Die Jagd war Freizeitbeschäftigung des Adels – diese Sichtweise prägte bis in die 1990er Jahre die historische Forschung, was nicht nur zu einer Fokussierung auf die adligen Prunkjagden der Vormoderne führte, sondern auch ein regelrechtes Desinteresse an diesem Thema mit sich brachte. Lediglich die Wilderer fanden ein wenig Beachtung, konnten sie doch als soziale Gegenspieler des Adels von vor allem sozialkritischen Historikern inszeniert werden. Das 19. Jahrhundert aber blieb unbeachtet. Der Gesellschafts- und Militärhistoriker Carl Alexander Krethlow hat daher in Kooperation mit elf weiteren Autoren den Sammelband „Hofjagd, Weidwerk, Wilderei. Kulturgeschichte der Jagd im 19. Jahrhundert“ herausgegeben, der dem interessierten Leser einen sehr fundierten und detailreichen Einblick in die Jagd des langen 19. Jahrhunderts bietet.

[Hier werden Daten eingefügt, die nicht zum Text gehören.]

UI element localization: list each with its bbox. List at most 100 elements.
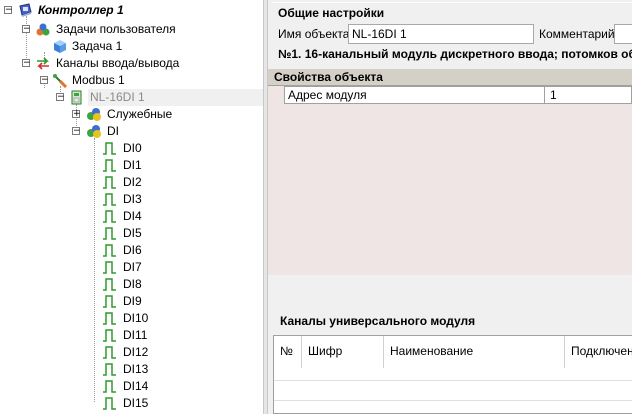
tree-item-label: DI14 [123,379,149,393]
tree-item-label: DI7 [123,260,142,274]
tree-item-label: Служебные [107,107,173,121]
group-icon [87,125,101,138]
controller-icon [19,3,32,17]
tree-item-label: DI10 [123,311,149,325]
digital-pulse-icon [103,227,116,240]
group-icon [87,108,101,121]
object-name-input[interactable]: NL-16DI 1 [348,24,534,44]
io-channels-icon [37,57,49,70]
digital-pulse-icon [103,295,116,308]
task-cube-icon [54,40,66,53]
digital-pulse-icon [103,363,116,376]
tree-item-label: DI4 [123,209,142,223]
digital-pulse-icon [103,329,116,342]
tree-item-di-channel[interactable]: DI15 [0,395,263,412]
properties-panel: Общие настройки Имя объекта NL-16DI 1 Ко… [268,0,632,414]
digital-pulse-icon [103,312,116,325]
collapse-icon[interactable]: − [4,6,13,15]
tree-item-di-channel[interactable]: DI13 [0,361,263,378]
divider [274,380,632,381]
expand-icon[interactable]: + [72,110,81,119]
tree-item-di-channel[interactable]: DI14 [0,378,263,395]
object-properties-title: Свойства объекта [274,70,383,84]
object-name-label: Имя объекта [278,27,350,41]
tree-item-controller[interactable]: − Контроллер 1 [0,2,263,19]
tree-item-label: DI13 [123,362,149,376]
digital-pulse-icon [103,159,116,172]
property-value[interactable]: 1 [550,88,557,102]
tree-item-label: Каналы ввода/вывода [56,56,180,70]
digital-pulse-icon [103,142,116,155]
column-header-name[interactable]: Наименование [384,336,565,368]
tree-item-label: NL-16DI 1 [88,89,263,106]
digital-pulse-icon [103,380,116,393]
tree-item-di-channel[interactable]: DI12 [0,344,263,361]
digital-pulse-icon [103,176,116,189]
column-header-code[interactable]: Шифр [302,336,384,368]
object-properties-grid: Адрес модуля 1 [268,86,632,275]
divider [544,87,545,103]
tree-item-label: DI6 [123,243,142,257]
tree-item-di-channel[interactable]: DI11 [0,327,263,344]
tree-item-di-channel[interactable]: DI9 [0,293,263,310]
digital-pulse-icon [103,278,116,291]
tree-item-label: Задачи пользователя [56,22,176,36]
digital-pulse-icon [103,210,116,223]
collapse-icon[interactable]: − [72,127,81,136]
tree-item-label: DI12 [123,345,149,359]
digital-pulse-icon [103,261,116,274]
tree-item-task1[interactable]: Задача 1 [0,38,263,55]
property-row[interactable]: Адрес модуля 1 [284,86,632,104]
tree-item-user-tasks[interactable]: − Задачи пользователя [0,21,263,38]
tree-item-label: DI2 [123,175,142,189]
modbus-icon [53,74,68,88]
digital-pulse-icon [103,346,116,359]
tree-item-di-group[interactable]: − DI [0,123,263,140]
object-tree[interactable]: − Контроллер 1 − Задачи пользователя Зад… [0,0,263,414]
object-properties-header: Свойства объекта [268,69,632,86]
tree-item-label: DI15 [123,396,149,410]
tree-item-label: DI0 [123,141,142,155]
tree-item-di-channel[interactable]: DI8 [0,276,263,293]
property-name: Адрес модуля [288,88,367,102]
comment-label: Комментарий [539,27,615,41]
tree-item-di-channel[interactable]: DI1 [0,157,263,174]
tree-item-label: Задача 1 [72,39,123,53]
column-header-connected[interactable]: Подключен [565,336,632,368]
tree-item-di-channel[interactable]: DI0 [0,140,263,157]
tree-item-label: DI11 [123,328,148,342]
collapse-icon[interactable]: − [22,25,31,34]
divider [274,400,632,401]
digital-pulse-icon [103,397,116,410]
tree-item-di-channel[interactable]: DI5 [0,225,263,242]
general-settings: Общие настройки Имя объекта NL-16DI 1 Ко… [272,2,632,66]
comment-input[interactable] [614,24,632,44]
tree-item-modbus[interactable]: − Modbus 1 [0,72,263,89]
tree-item-di-channel[interactable]: DI2 [0,174,263,191]
module-icon [71,90,82,105]
module-info: №1. 16-канальный модуль дискретного ввод… [278,47,632,61]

Die einzelnen Artikel wollen nicht nur unterhalten, sondern zeigen auf geschichtswissenschaftlicher Grundlage die Entwicklungen der modernen Jagd auf. Zahlreiche Schwarz-Weiß-Bilder tragen zur Illustrierung der Themen bei, büßen aber einen Teil ihrer Anschaulichkeit durch den fehlenden Farbdruck ein. Chronologisch führen die Texte den Leser zunächst durch das späte 18. Jahrhundert mit seinen sehr ausdifferenzierten Jagdformen, wie der Beiz- oder der Parforcejagd, hin zur Umbruchsphase nach der Märzrevolution 1848 und schließlich bis zum Beginn des Ersten Weltkrieges 1914. In einem zweiten Teil werden zudem gesonderte Themenbereiche behandelt, unter anderem die Rolle der Frau bei der Jagd, das Phänomen der Wilderer oder auch, wie die Jagd immer mehr zur Wissenschaft wurde.
Dabei greifen die Autoren einige Entwicklungslinien regelmäßig wieder auf, etwa die zunehmenden Einflüsse des Bürgertums und der Wissenschaft auf die Jagd, und verknüpfen auf diese Weise die einzelnen Artikel untereinander, was nicht nur zum Lesen einzelner Aspekte, sondern zur Gesamtlektüre des Sammelbandes anregt.